新聞ネタ独白シリーズ
婚活
アタシは雌のトキ。
半年程前に佐渡の狭い飼育場から解き放たれてあこがれの大空へ。もう自由に飛び回れ
るのがうれしくて、うれしくて・・・
佐渡ガ島なんかメじゃないわよ。目指すは本州、宮城県、山形県、最近は富山県まで羽
を伸ばしちゃった。
育ててくれた人間は、トキがこれほど行動半径が広いのは考えられなかったっていって
いるけど、私のDNAは大陸系だからね。
おてんばのアタシは山奥なんかに閉じこまらないでどんどん山里へ出てお気に入りのド
ジョウをパクリ。カラスと空中戦だってやっちゃうの。
でもさあ、春ともなるとアタシだって乙女のはしくれ、恋のひとつもしたいわよ。だけ
ど雄はさっぱり見かけないのよね。なんでも雄は4羽とも島に残り、雌はみんな本州に
渡ったっていうじゃない。まったく雄は意気地がないんだから。今はやりの草食系男子
に肉食系女子という構図は人間と同じ。
本来人間、鳥に限らず動物と名のつくものは雄って生命力、生活力は雌に劣るんじゃな
いかって思うのよ。

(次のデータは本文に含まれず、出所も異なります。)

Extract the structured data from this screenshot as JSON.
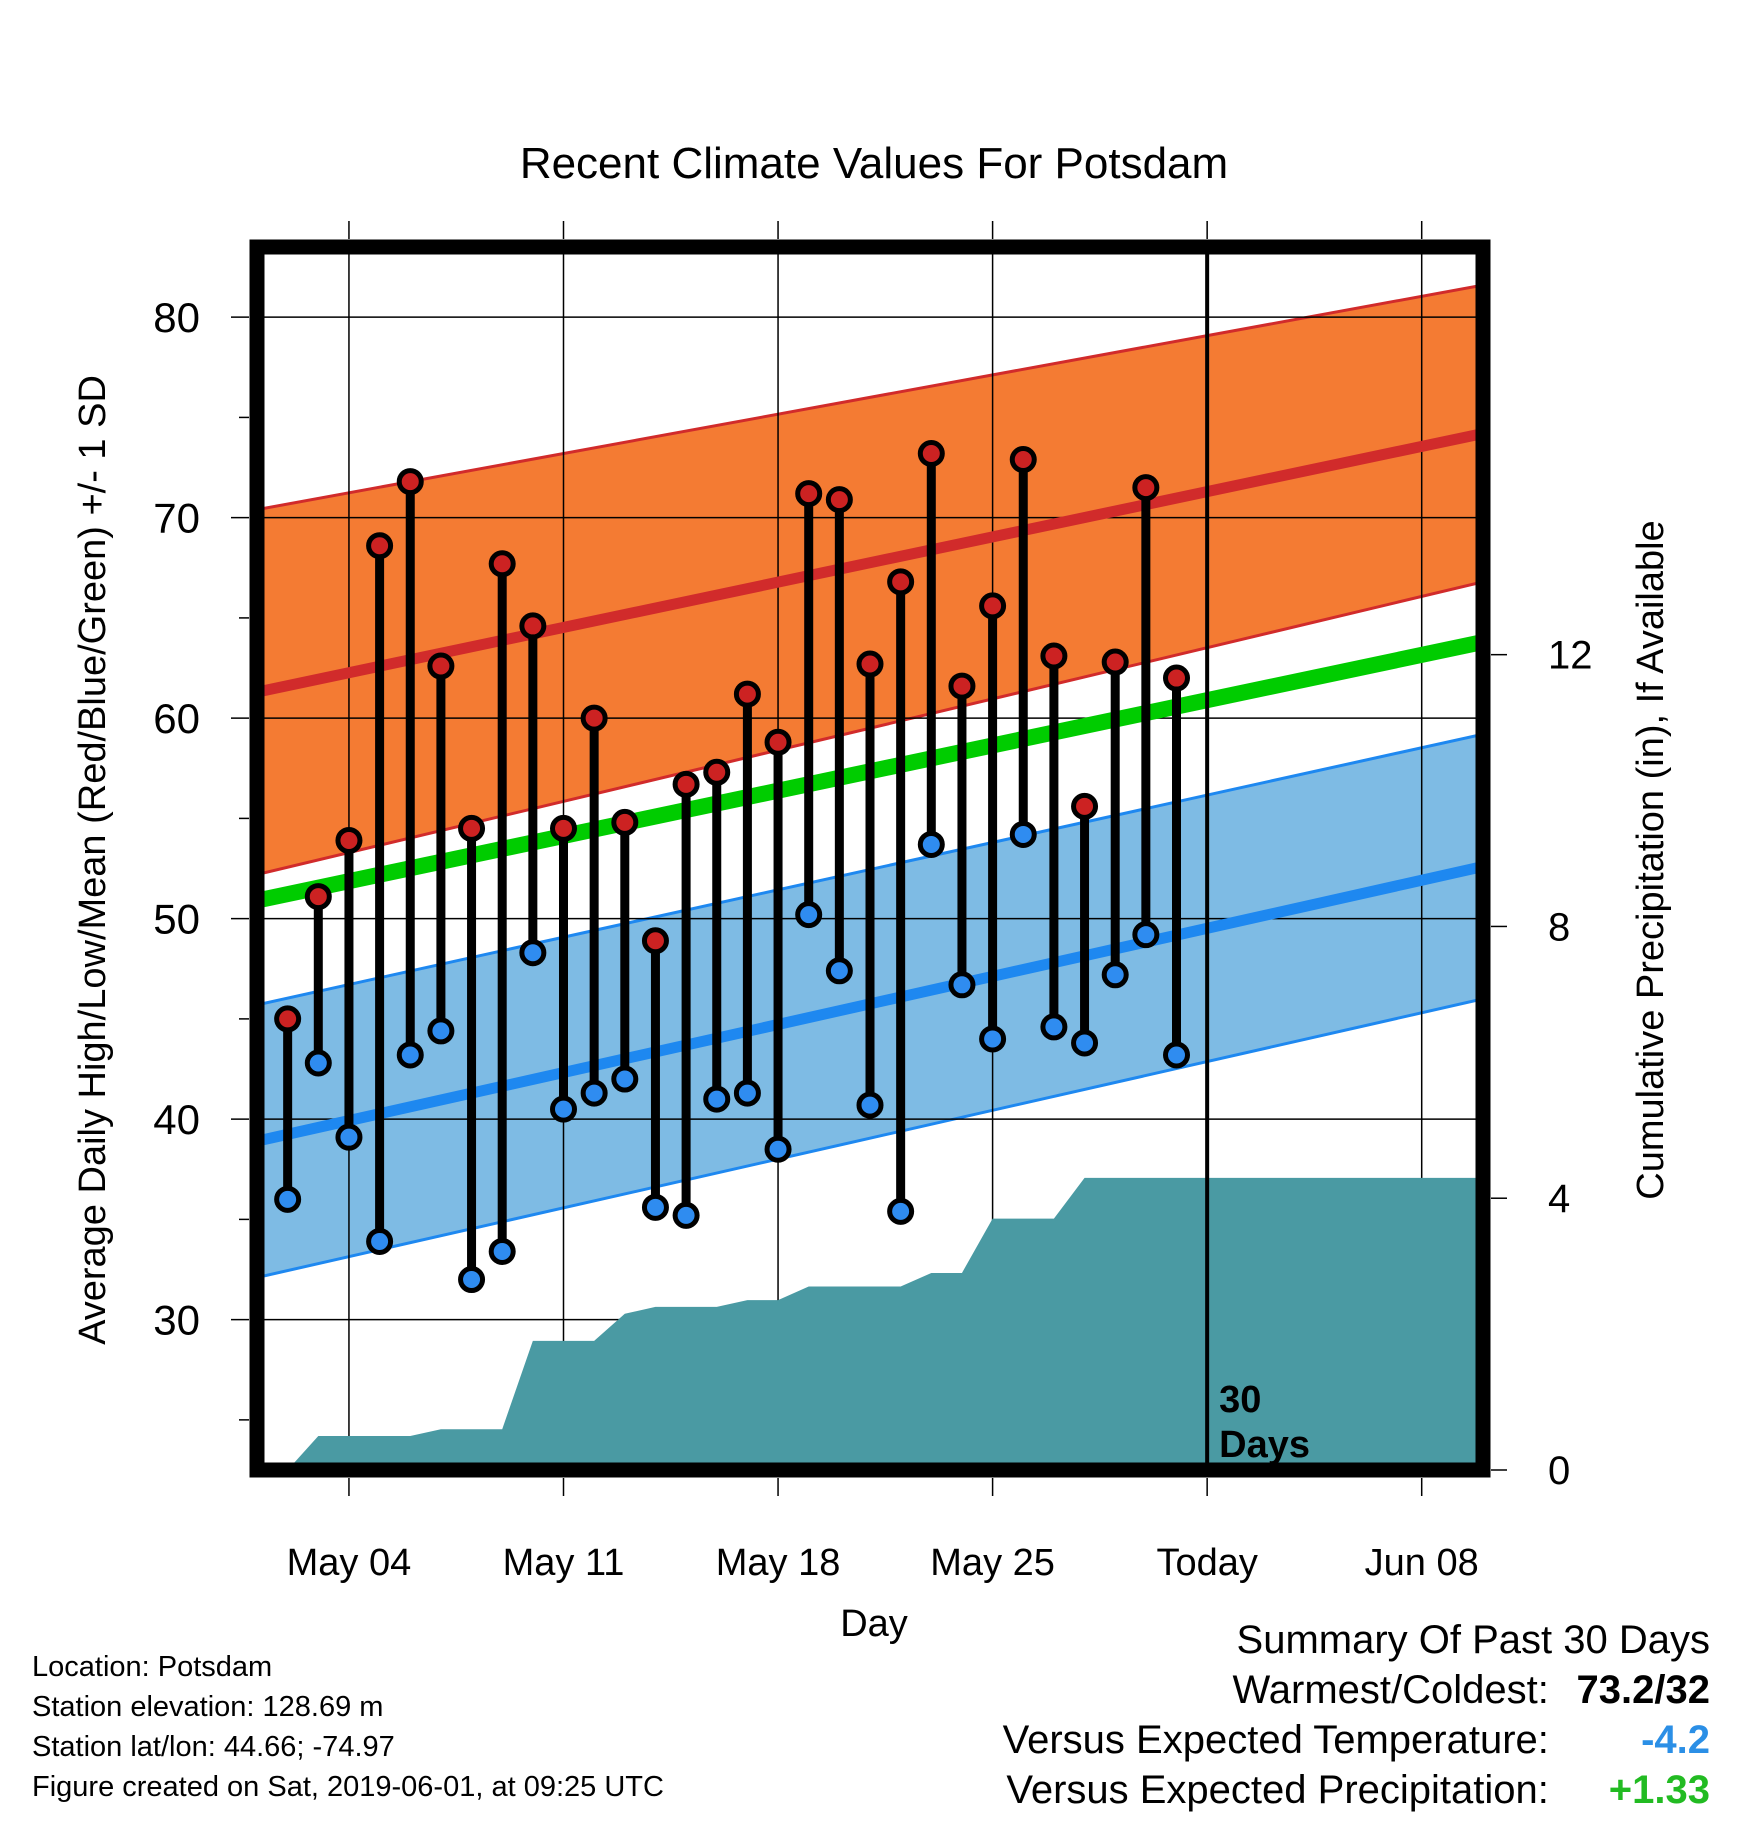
{
  "chart_data": {
    "type": "line",
    "title": "Recent Climate Values For Potsdam",
    "xlabel": "Day",
    "ylabel": "Average Daily High/Low/Mean (Red/Blue/Green) +/- 1 SD",
    "y2label": "Cumulative Precipitation (in), If Available",
    "ylim": [
      22.5,
      83.5
    ],
    "y_ticks": [
      30,
      40,
      50,
      60,
      70,
      80
    ],
    "y2lim": [
      0,
      18.0
    ],
    "y2_ticks": [
      0,
      4,
      8,
      12
    ],
    "xlim": [
      "2019-05-01",
      "2019-06-10"
    ],
    "x_ticks": [
      {
        "date": "2019-05-04",
        "label": "May 04"
      },
      {
        "date": "2019-05-11",
        "label": "May 11"
      },
      {
        "date": "2019-05-18",
        "label": "May 18"
      },
      {
        "date": "2019-05-25",
        "label": "May 25"
      },
      {
        "date": "2019-06-01",
        "label": "Today"
      },
      {
        "date": "2019-06-08",
        "label": "Jun 08"
      }
    ],
    "grid": true,
    "today": "2019-06-01",
    "today_label": "30\nDays",
    "normals": {
      "start_date": "2019-05-01",
      "end_date": "2019-06-10",
      "high_mean": [
        61.3,
        74.2
      ],
      "high_sd": [
        9.1,
        7.4
      ],
      "low_mean": [
        38.9,
        52.6
      ],
      "low_sd": [
        6.8,
        6.6
      ],
      "mean": [
        50.9,
        63.8
      ]
    },
    "daily": [
      {
        "date": "2019-05-02",
        "high": 45.0,
        "low": 36.0
      },
      {
        "date": "2019-05-03",
        "high": 51.1,
        "low": 42.8
      },
      {
        "date": "2019-05-04",
        "high": 53.9,
        "low": 39.1
      },
      {
        "date": "2019-05-05",
        "high": 68.6,
        "low": 33.9
      },
      {
        "date": "2019-05-06",
        "high": 71.8,
        "low": 43.2
      },
      {
        "date": "2019-05-07",
        "high": 62.6,
        "low": 44.4
      },
      {
        "date": "2019-05-08",
        "high": 54.5,
        "low": 32.0
      },
      {
        "date": "2019-05-09",
        "high": 67.7,
        "low": 33.4
      },
      {
        "date": "2019-05-10",
        "high": 64.6,
        "low": 48.3
      },
      {
        "date": "2019-05-11",
        "high": 54.5,
        "low": 40.5
      },
      {
        "date": "2019-05-12",
        "high": 60.0,
        "low": 41.3
      },
      {
        "date": "2019-05-13",
        "high": 54.8,
        "low": 42.0
      },
      {
        "date": "2019-05-14",
        "high": 48.9,
        "low": 35.6
      },
      {
        "date": "2019-05-15",
        "high": 56.7,
        "low": 35.2
      },
      {
        "date": "2019-05-16",
        "high": 57.3,
        "low": 41.0
      },
      {
        "date": "2019-05-17",
        "high": 61.2,
        "low": 41.3
      },
      {
        "date": "2019-05-18",
        "high": 58.8,
        "low": 38.5
      },
      {
        "date": "2019-05-19",
        "high": 71.2,
        "low": 50.2
      },
      {
        "date": "2019-05-20",
        "high": 70.9,
        "low": 47.4
      },
      {
        "date": "2019-05-21",
        "high": 62.7,
        "low": 40.7
      },
      {
        "date": "2019-05-22",
        "high": 66.8,
        "low": 35.4
      },
      {
        "date": "2019-05-23",
        "high": 73.2,
        "low": 53.7
      },
      {
        "date": "2019-05-24",
        "high": 61.6,
        "low": 46.7
      },
      {
        "date": "2019-05-25",
        "high": 65.6,
        "low": 44.0
      },
      {
        "date": "2019-05-26",
        "high": 72.9,
        "low": 54.2
      },
      {
        "date": "2019-05-27",
        "high": 63.1,
        "low": 44.6
      },
      {
        "date": "2019-05-28",
        "high": 55.6,
        "low": 43.8
      },
      {
        "date": "2019-05-29",
        "high": 62.8,
        "low": 47.2
      },
      {
        "date": "2019-05-30",
        "high": 71.5,
        "low": 49.2
      },
      {
        "date": "2019-05-31",
        "high": 62.0,
        "low": 43.2
      }
    ],
    "cumulative_precip": [
      {
        "date": "2019-05-02",
        "value": 0.0
      },
      {
        "date": "2019-05-03",
        "value": 0.5
      },
      {
        "date": "2019-05-04",
        "value": 0.5
      },
      {
        "date": "2019-05-05",
        "value": 0.5
      },
      {
        "date": "2019-05-06",
        "value": 0.5
      },
      {
        "date": "2019-05-07",
        "value": 0.6
      },
      {
        "date": "2019-05-08",
        "value": 0.6
      },
      {
        "date": "2019-05-09",
        "value": 0.6
      },
      {
        "date": "2019-05-10",
        "value": 1.9
      },
      {
        "date": "2019-05-11",
        "value": 1.9
      },
      {
        "date": "2019-05-12",
        "value": 1.9
      },
      {
        "date": "2019-05-13",
        "value": 2.3
      },
      {
        "date": "2019-05-14",
        "value": 2.4
      },
      {
        "date": "2019-05-15",
        "value": 2.4
      },
      {
        "date": "2019-05-16",
        "value": 2.4
      },
      {
        "date": "2019-05-17",
        "value": 2.5
      },
      {
        "date": "2019-05-18",
        "value": 2.5
      },
      {
        "date": "2019-05-19",
        "value": 2.7
      },
      {
        "date": "2019-05-20",
        "value": 2.7
      },
      {
        "date": "2019-05-21",
        "value": 2.7
      },
      {
        "date": "2019-05-22",
        "value": 2.7
      },
      {
        "date": "2019-05-23",
        "value": 2.9
      },
      {
        "date": "2019-05-24",
        "value": 2.9
      },
      {
        "date": "2019-05-25",
        "value": 3.7
      },
      {
        "date": "2019-05-26",
        "value": 3.7
      },
      {
        "date": "2019-05-27",
        "value": 3.7
      },
      {
        "date": "2019-05-28",
        "value": 4.3
      },
      {
        "date": "2019-05-29",
        "value": 4.3
      },
      {
        "date": "2019-05-30",
        "value": 4.3
      },
      {
        "date": "2019-05-31",
        "value": 4.3
      },
      {
        "date": "2019-06-10",
        "value": 4.3
      }
    ]
  },
  "colors": {
    "high_band": "#f47b33",
    "high_line": "#d12b2b",
    "low_band": "#7ebbe4",
    "low_line": "#1e88f0",
    "mean_line": "#00cc00",
    "precip": "#4a9aa3",
    "high_marker": "#cc2222",
    "low_marker": "#2f8cf0",
    "temp_diff": "#2b8fe6",
    "precip_diff": "#22bb22"
  },
  "info": {
    "location": "Location: Potsdam",
    "elevation": "Station elevation: 128.69 m",
    "latlon": "Station lat/lon: 44.66; -74.97",
    "created": "Figure created on Sat, 2019-06-01, at 09:25 UTC"
  },
  "summary": {
    "heading": "Summary Of Past 30 Days",
    "warm_cold_label": "Warmest/Coldest:",
    "warm_cold_value": "73.2/32",
    "temp_label": "Versus Expected Temperature:",
    "temp_value": "-4.2",
    "precip_label": "Versus Expected Precipitation:",
    "precip_value": "+1.33"
  }
}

なんたって雌は子供を産む性だからね。
人間の場合、それが脳の進化でライフスタイルや時代性や便宜上で男が強いってことに
なったみたいだけど、今その神話が崩れようとしているみたい。
ま、そんなことはどうでもいいんだけど、とにかくアタシは結婚したいのよ。年収がど
うの、顔がどうの、なんていわないからさ。丈夫な子を産んで、日々の糧があれば大満
足。それが身の丈にあった生活っていうものでしょ。それを見失うと人間みたいに未来
の分まで食いつぶしたり、利己のために戦争を起こしたりと、結局自分の首を絞めるこ
とになりかねないわよ。
でもアタシの婚活いつまで続けなきゃいけないのかしら。